Martel takes a 16-year-old Indian boy and shipwrecks him in the Pacific. He ends up in a lifeboat with a hyena, a zebra, an orang-utan and a seasick Bengal tiger. From this predicament, Martel weaves a tale that asks questions about identity and faith and ends by challenging readers to think whether they believe what they have read.
- Won Booker Prize in 2001
- Favourite quote
I suppose in the end, the whole of life becomes an act of letting go, but what always hurts the most is not taking a moment to say goodbye.
Moon Tiger
Penelope Lively
Lively took a risk with this novel by making her central character such an opinionated, selfish, competitive, headstrong woman. But it works brilliantly as does her start, stop, rewind, fast forward approach to the narrative.
Her protagonist is an elderly woman who lies dying in a hospital. She is no ordinary woman but an esteemed war journalist during World War II who went on to become a published historian. Now lying on her bed she decides to construct in her head a history of the world and at the same time her own history. It’s one laden with poignancy.
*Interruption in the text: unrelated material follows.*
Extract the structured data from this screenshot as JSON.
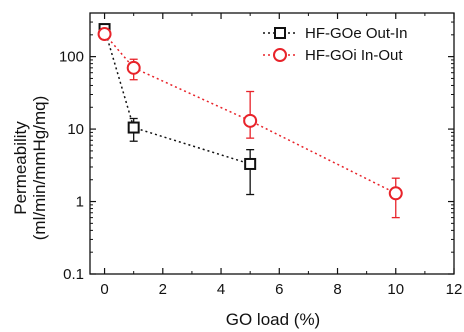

- Winner of Booker Prize in 1987
- Favourite quote:
We open our mouths and out flow words whose ancestries we do not even know. We are walking lexicons. In a single sentence of idle chatter we preserve Latin, Anglo-Saxon, Norse; we carry a museum inside our heads, each day we commemorate peoples of whom we have never heard. More than that, we speak volumes – our language is the language of everything we have read. Shakespeare and the Authorised Version surface in supermarkets, on buses, chatter on radio and television. I find this miraculous. I never cease to wonder at it. That words are more durable than anything, that they blow with the wind, hibernate and reawaken, shelter parasitic on the most unlikely hosts, survive and survive and survive.”